For years, two-time Oscar winner Quentin Tarantino has been publicly declaring his intention to retire after 10 films in the director’s chair.
That day of reckoning moves ever closer with the release of his supposedly penultimate picture, a valentine to the golden age of Hollywood, which unspools the exploits of a fictional actor and his stunt double against the real-life backdrop of the Manson family murders in the summer of 1969.
Fact and blood-soaked fantasy are rumbustious playmates in Tarantino’s script, which momentarily orbits bona fide stars including Bruce Lee (Mike Moh) and Steve McQueen (Damian Lewis), and saves its most daring flourish for a sickeningly brutal finale that includes a close-up of a face being smashed repeatedly into a stone mantelpiece.

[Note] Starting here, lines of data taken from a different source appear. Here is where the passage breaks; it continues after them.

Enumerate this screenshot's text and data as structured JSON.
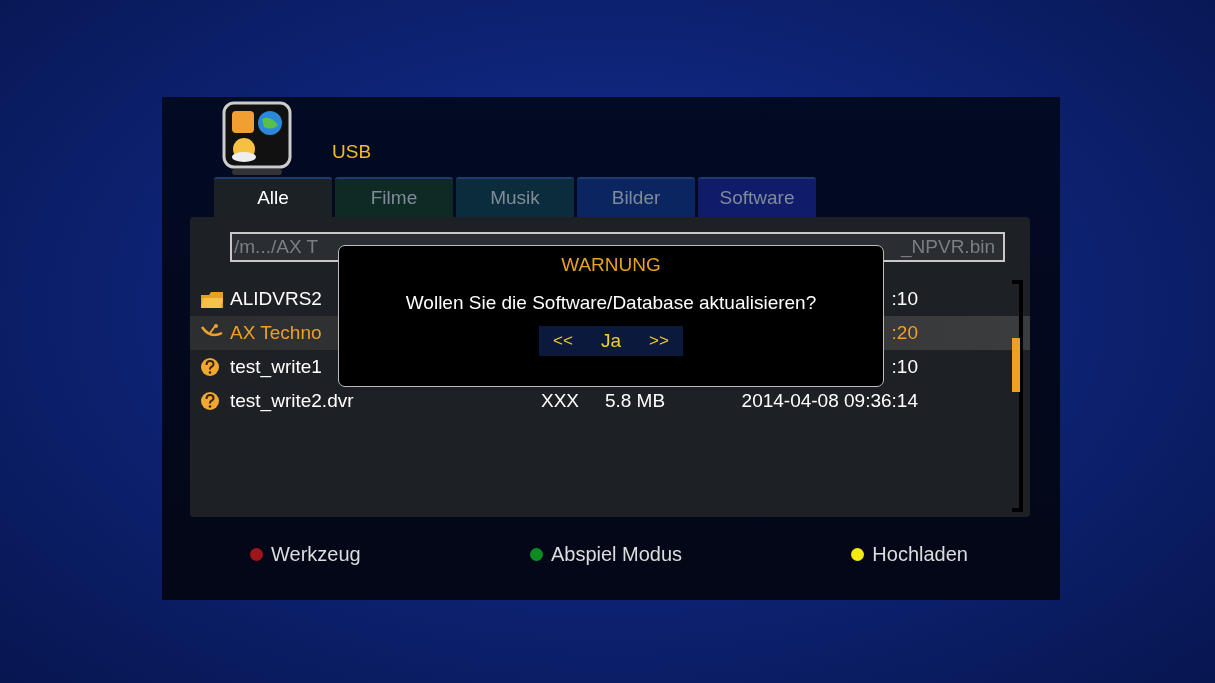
{
  "header": {
    "title": "USB"
  },
  "tabs": [
    {
      "label": "Alle",
      "selected": true,
      "color": "#1c2126"
    },
    {
      "label": "Filme",
      "selected": false,
      "color": "#0d2a24"
    },
    {
      "label": "Musik",
      "selected": false,
      "color": "#0b2c3c"
    },
    {
      "label": "Bilder",
      "selected": false,
      "color": "#0a2560"
    },
    {
      "label": "Software",
      "selected": false,
      "color": "#101c6a"
    }
  ],
  "path": {
    "start": "/m.../AX T",
    "end": "_NPVR.bin"
  },
  "files": [
    {
      "kind": "folder",
      "name": "ALIDVRS2",
      "date": ":10",
      "selected": false
    },
    {
      "kind": "app",
      "name": "AX Techno",
      "date": ":20",
      "selected": true
    },
    {
      "kind": "unknown",
      "name": "test_write1",
      "date": ":10",
      "selected": false
    },
    {
      "kind": "unknown",
      "name": "test_write2.dvr",
      "type": "XXX",
      "size": "5.8 MB",
      "date": "2014-04-08 09:36:14",
      "selected": false
    }
  ],
  "dialog": {
    "title": "WARNUNG",
    "message": "Wollen Sie die Software/Database aktualisieren?",
    "prev": "<<",
    "choice": "Ja",
    "next": ">>"
  },
  "footer": [
    {
      "label": "Werkzeug",
      "color": "#a0141c"
    },
    {
      "label": "Abspiel Modus",
      "color": "#0e8a22"
    },
    {
      "label": "Hochladen",
      "color": "#f2ea10"
    }
  ]
}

Since his eye-catching debut with Reservoir Dogs – a trim 97 minutes – brevity has seldom been the writer-director’s strong point and Once Upon A Time… In Hollywood falls foul of self-indulgent excesses that should perhaps have been addressed in the editing room.

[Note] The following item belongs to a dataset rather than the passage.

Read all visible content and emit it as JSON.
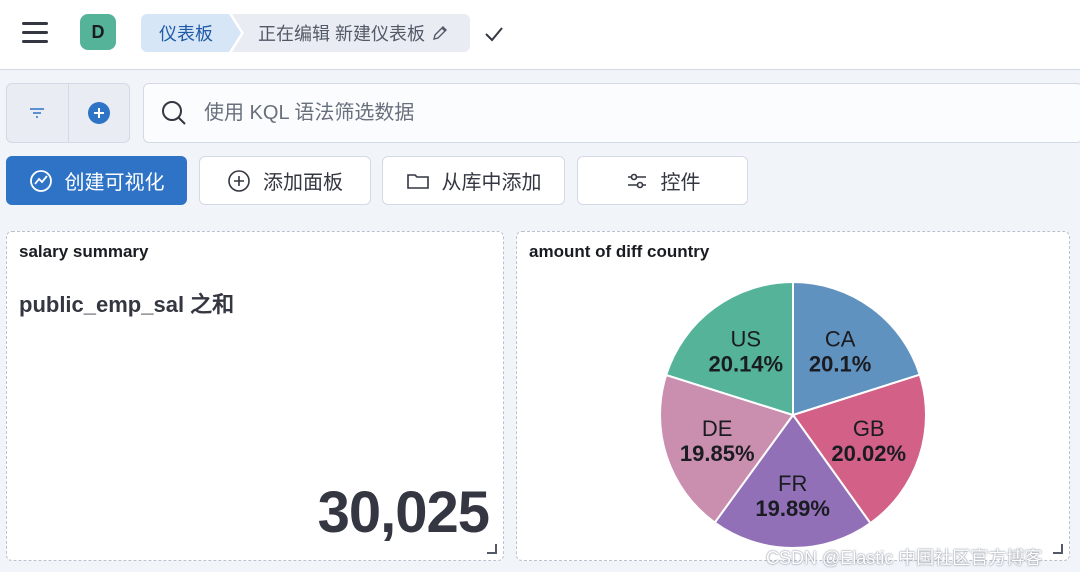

Tarantino conjures moments of nerve-shredding tension that demonstrate his mastery of the craft, peaking with two prolonged sequences with Manson’s acolytes that tighten the large knot of tension in our stomachs.
Rick Dalton (Leonardo DiCaprio), one-time star of TV western Bounty Law, becomes convinced that his career is over after an uncomfortable meeting with straight-talking agent Marvin Schwarz (Al Pacino).
The handsome leading man drowns his sorrows with best friend and stunt double Cliff Booth (Brad Pitt), who also acts as his chauffeur.
Cliff attempts to buoy Rick’s spirits as he prepares for a guest spot as the “bad guy” on new TV series Lancer, starring James Stacy (Timothy Olyphant).
Meanwhile, director Roman Polanski (Rafal Zawierucha) and pregnant actress Sharon Tate (Margot Robbie) move into the neighbouring property to Rick, where they entertain a succession of friends including hairstylist Jay Sebring (Emile Hirsch).
On the night of August 9, Charles Manson (Damon Herriman) dispatches four knife-wielding disciples – Tex (Austin Butler), Sadie (Mikey Madison), Flower Child (Maya Hawke) and Katie (Madisen Beaty) – to kill everyone at the rented property at 10050 Cielo Drive.
Narrated by Kurt Russell’s stunt co-ordinator, the film takes poetic licence with historical fact to pen a gushing love letter to the art of filmmaking.
Period detail is impressive, epitomised by a groovy soundtrack of late 1960s toe taps including Vanilla Fudge’s cover of The Supremes’ You Keep Me Hangin’ On.
Pacing occasionally drags but DiCaprio and Pitt enliven lulls with terrific performances as fading products of a Californian dream factory.